Thirty trusts are forecasting a combined deficit of £452.1m, but with 69 trusts forecasting a surplus of £144m between them, the aggregate position for the sector improves to the £308m deficit.  

Most of the trusts in deficit are acute providers, but at the board meeting TDA finance director Bob Alexander said: “We have a community trust and a couple of mental health trusts that are desperate to join the pack.”

Solent Trust and Manchester Health and Social Care Trust, which are both community and mental health providers, are forecasting unplanned deficits for the year.

The overall end of year figures forecast for the sector are flattered by “provider deficit funding” made available for 15 trusts.

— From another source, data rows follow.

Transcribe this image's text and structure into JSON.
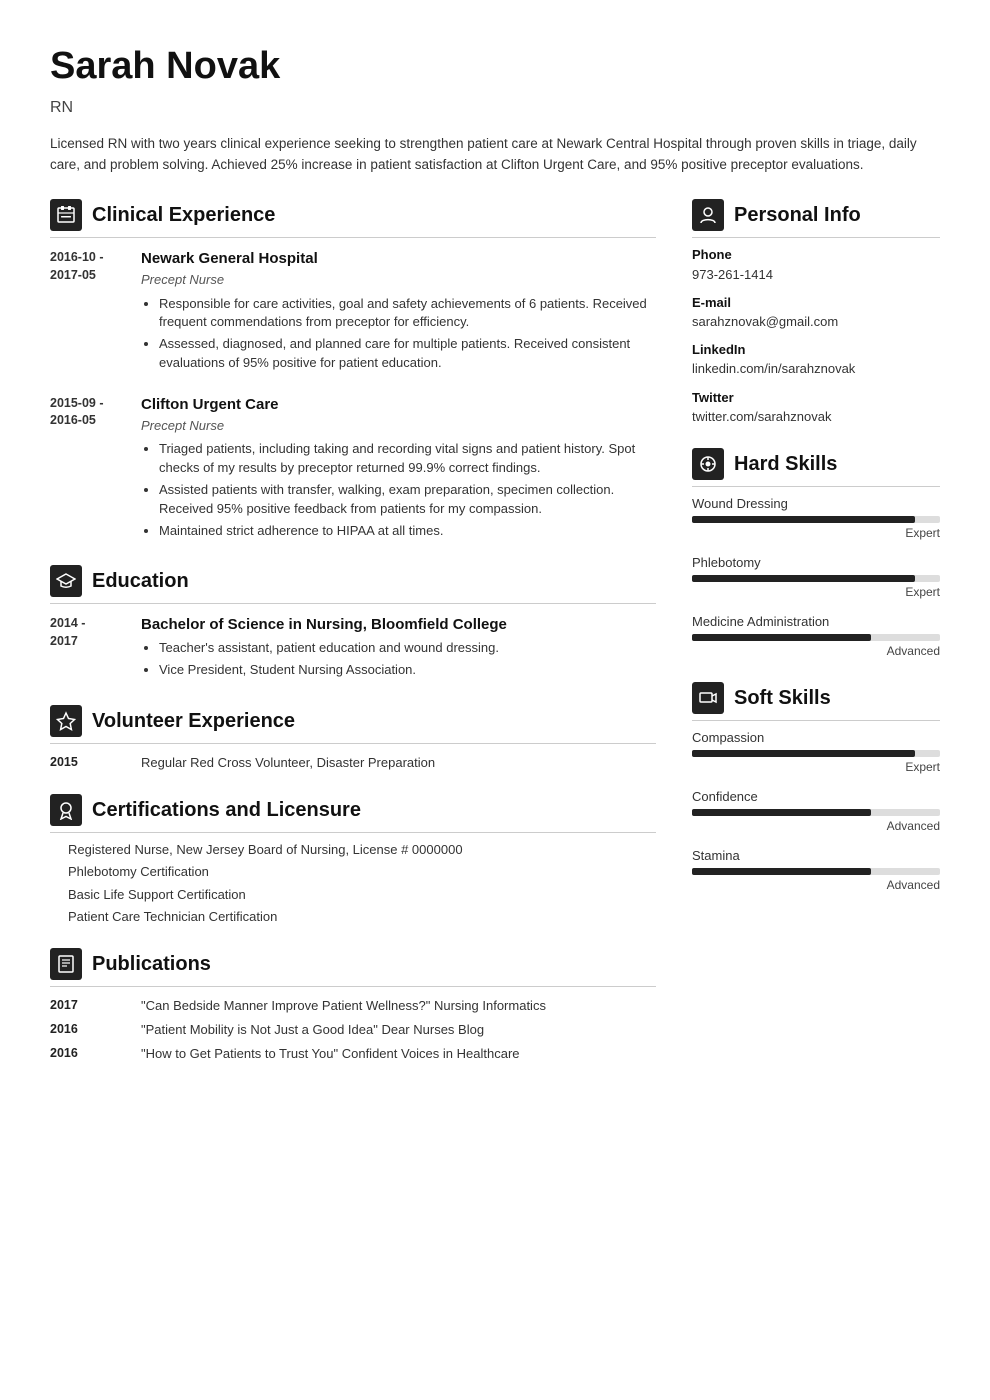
{
  "header": {
    "name": "Sarah Novak",
    "title": "RN",
    "summary": "Licensed RN with two years clinical experience seeking to strengthen patient care at Newark Central Hospital through proven skills in triage, daily care, and problem solving. Achieved 25% increase in patient satisfaction at Clifton Urgent Care, and 95% positive preceptor evaluations."
  },
  "sections": {
    "clinical_experience": {
      "title": "Clinical Experience",
      "entries": [
        {
          "date": "2016-10 -\n2017-05",
          "org": "Newark General Hospital",
          "role": "Precept Nurse",
          "bullets": [
            "Responsible for care activities, goal and safety achievements of 6 patients. Received frequent commendations from preceptor for efficiency.",
            "Assessed, diagnosed, and planned care for multiple patients. Received consistent evaluations of 95% positive for patient education."
          ]
        },
        {
          "date": "2015-09 -\n2016-05",
          "org": "Clifton Urgent Care",
          "role": "Precept Nurse",
          "bullets": [
            "Triaged patients, including taking and recording vital signs and patient history. Spot checks of my results by preceptor returned 99.9% correct findings.",
            "Assisted patients with transfer, walking, exam preparation, specimen collection. Received 95% positive feedback from patients for my compassion.",
            "Maintained strict adherence to HIPAA at all times."
          ]
        }
      ]
    },
    "education": {
      "title": "Education",
      "entries": [
        {
          "date": "2014 -\n2017",
          "title": "Bachelor of Science in Nursing, Bloomfield College",
          "bullets": [
            "Teacher's assistant, patient education and wound dressing.",
            "Vice President, Student Nursing Association."
          ]
        }
      ]
    },
    "volunteer": {
      "title": "Volunteer Experience",
      "entries": [
        {
          "date": "2015",
          "text": "Regular Red Cross Volunteer, Disaster Preparation"
        }
      ]
    },
    "certifications": {
      "title": "Certifications and Licensure",
      "items": [
        "Registered Nurse, New Jersey Board of Nursing, License # 0000000",
        "Phlebotomy Certification",
        "Basic Life Support Certification",
        "Patient Care Technician Certification"
      ]
    },
    "publications": {
      "title": "Publications",
      "entries": [
        {
          "year": "2017",
          "text": "\"Can Bedside Manner Improve Patient Wellness?\" Nursing Informatics"
        },
        {
          "year": "2016",
          "text": "\"Patient Mobility is Not Just a Good Idea\" Dear Nurses Blog"
        },
        {
          "year": "2016",
          "text": "\"How to Get Patients to Trust You\" Confident Voices in Healthcare"
        }
      ]
    }
  },
  "right": {
    "personal_info": {
      "title": "Personal Info",
      "items": [
        {
          "label": "Phone",
          "value": "973-261-1414"
        },
        {
          "label": "E-mail",
          "value": "sarahznovak@gmail.com"
        },
        {
          "label": "LinkedIn",
          "value": "linkedin.com/in/sarahznovak"
        },
        {
          "label": "Twitter",
          "value": "twitter.com/sarahznovak"
        }
      ]
    },
    "hard_skills": {
      "title": "Hard Skills",
      "items": [
        {
          "name": "Wound Dressing",
          "level": "Expert",
          "pct": 90
        },
        {
          "name": "Phlebotomy",
          "level": "Expert",
          "pct": 90
        },
        {
          "name": "Medicine Administration",
          "level": "Advanced",
          "pct": 72
        }
      ]
    },
    "soft_skills": {
      "title": "Soft Skills",
      "items": [
        {
          "name": "Compassion",
          "level": "Expert",
          "pct": 90
        },
        {
          "name": "Confidence",
          "level": "Advanced",
          "pct": 72
        },
        {
          "name": "Stamina",
          "level": "Advanced",
          "pct": 72
        }
      ]
    }
  },
  "icons": {
    "clinical": "🗂",
    "education": "🎓",
    "volunteer": "⭐",
    "certifications": "🏅",
    "publications": "📋",
    "personal_info": "👤",
    "hard_skills": "🔧",
    "soft_skills": "🚩"
  }
}
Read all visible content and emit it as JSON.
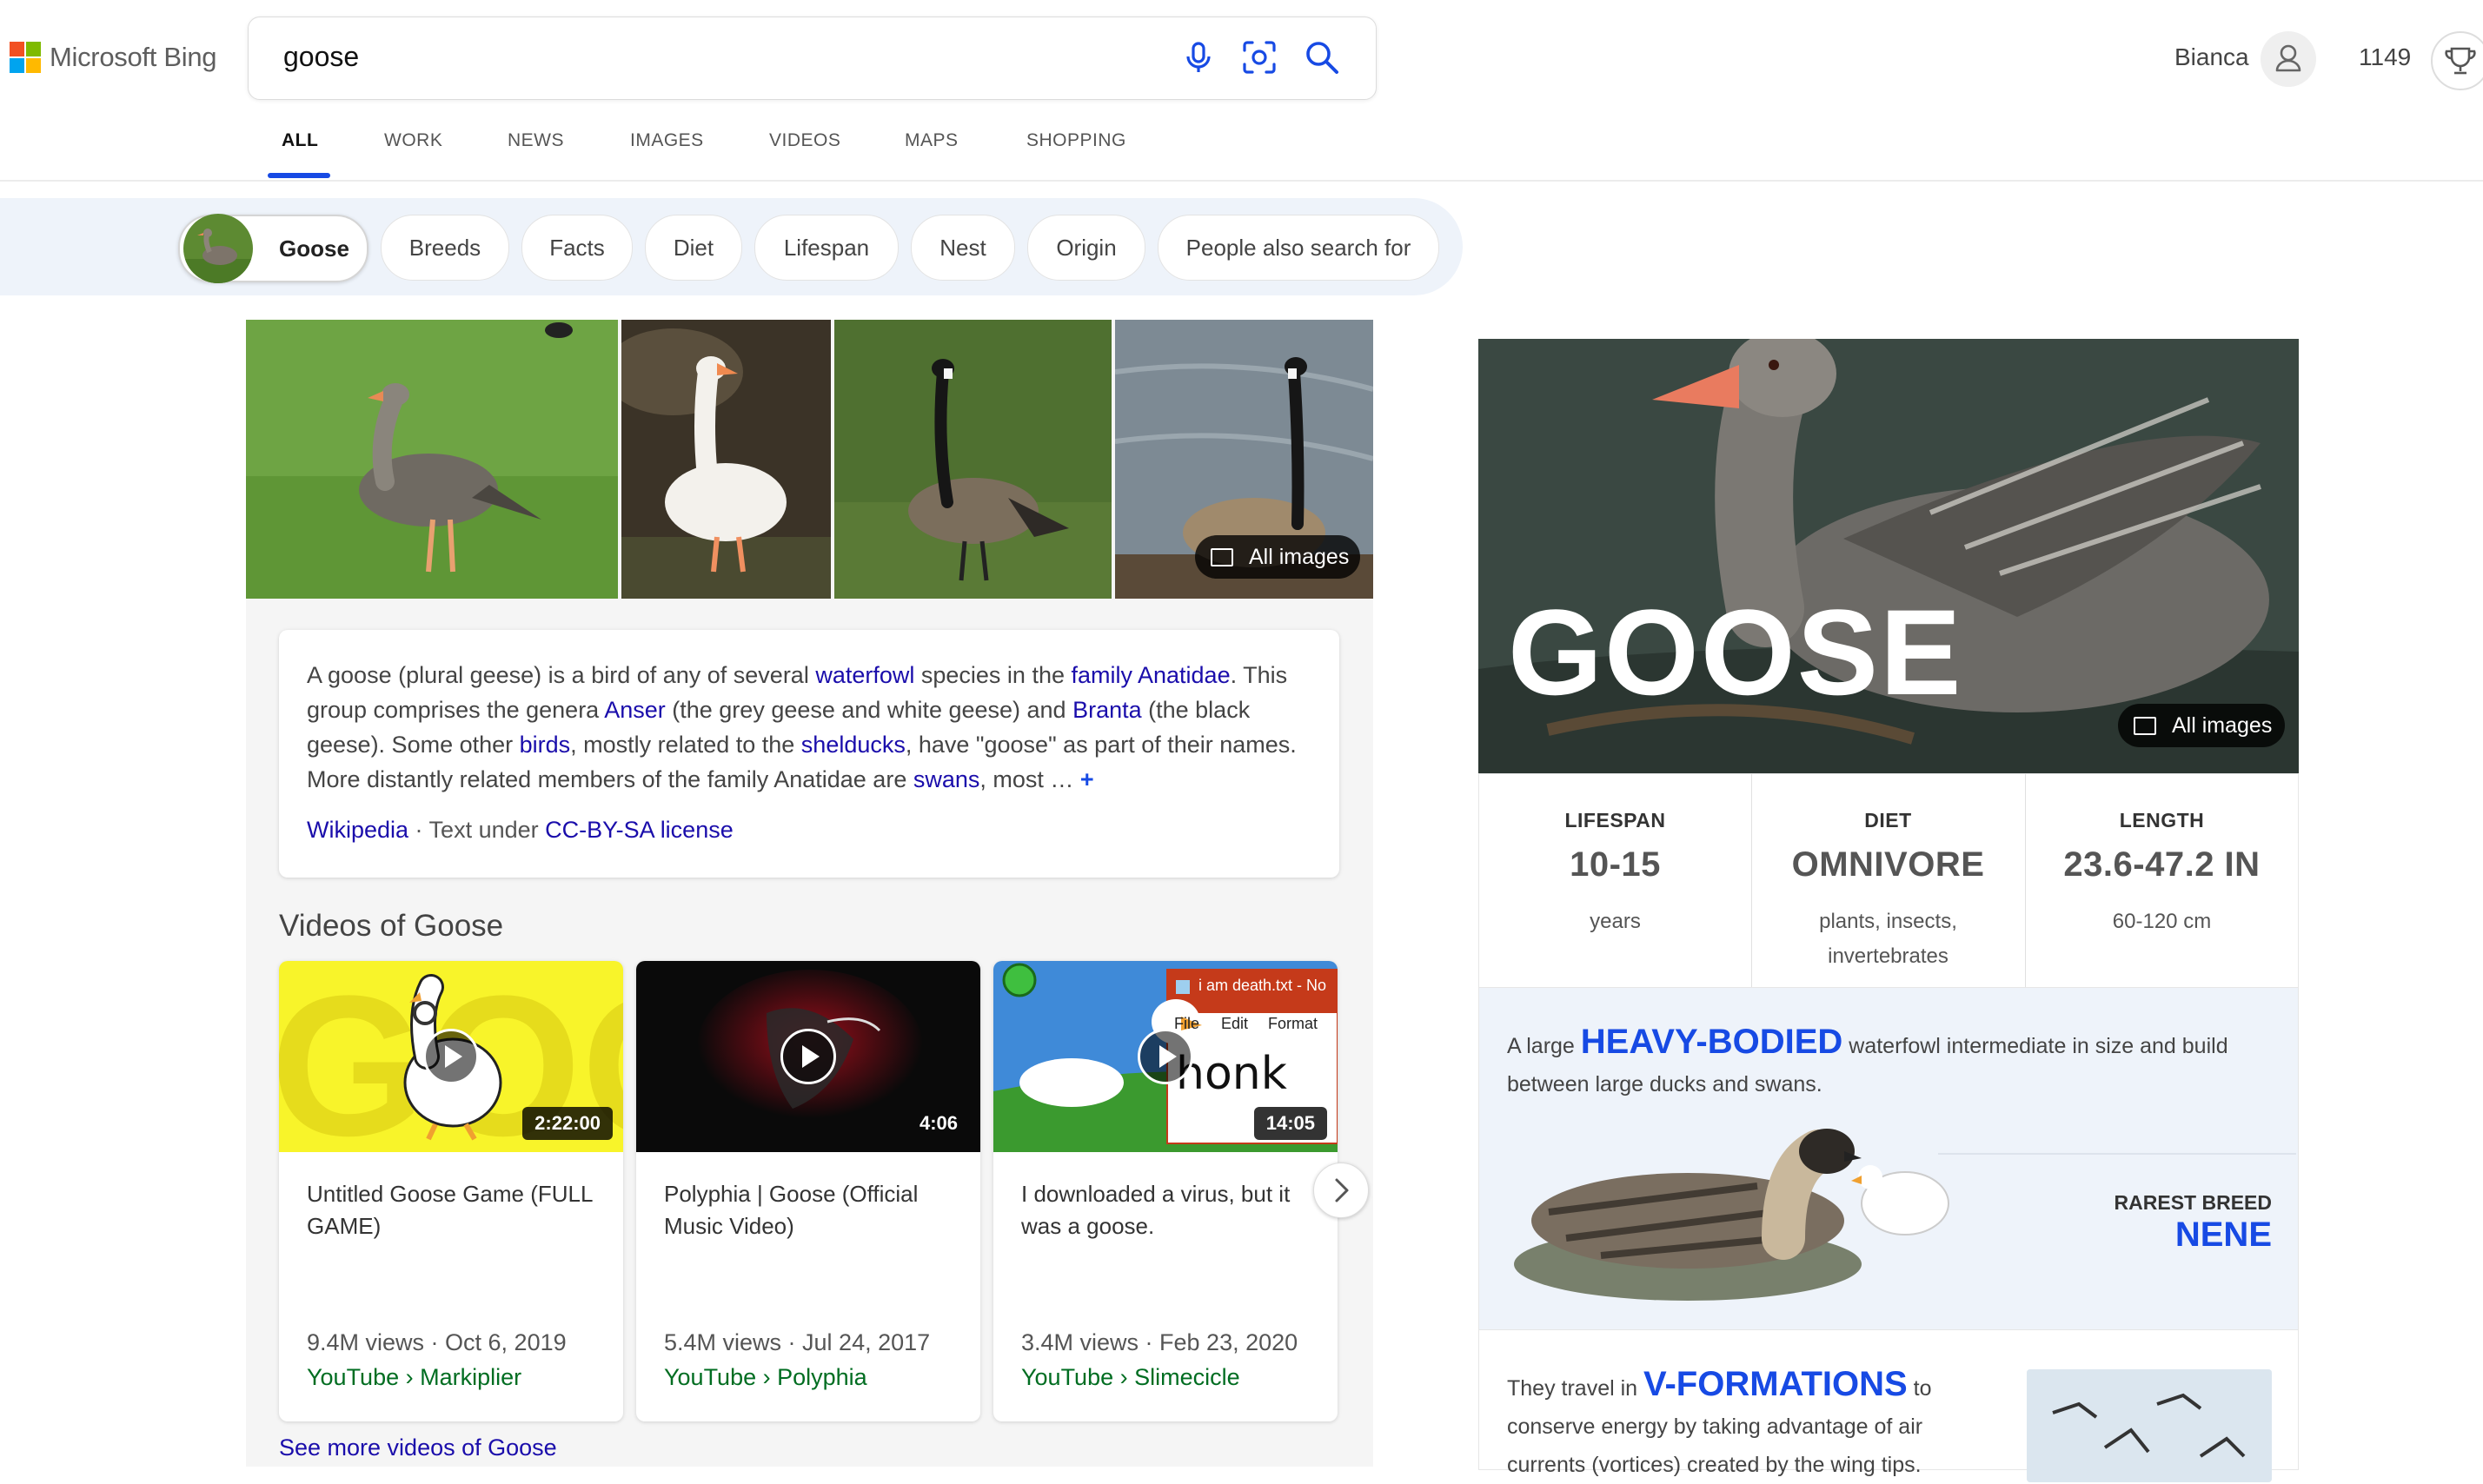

Mr Alexander said the TDA had already “played a portion of that [funding] into the £308m position”.

The authority said this non-recurrent funding is being directed towards trusts with “exceptional” financial challenges that threaten their overall sustainability.

It said the funding comes with conditions, and that those receiving it have to be on track to deliver an agreed financial plan for the year.

However, it is not yet clear exactly how much will be distributed to each trust under the scheme, and it appears unlikely that this will be known before the general election in May.

A spokesman for the TDA said the body was “working through the final details and figures”, which would be “published in due course”.

The deficit funding is set to appear in trusts’ annual accounts published in May, but these will be subject to the “purdah” rule that prevents the publication by public bodies of politically sensitive information in the run-up to elections.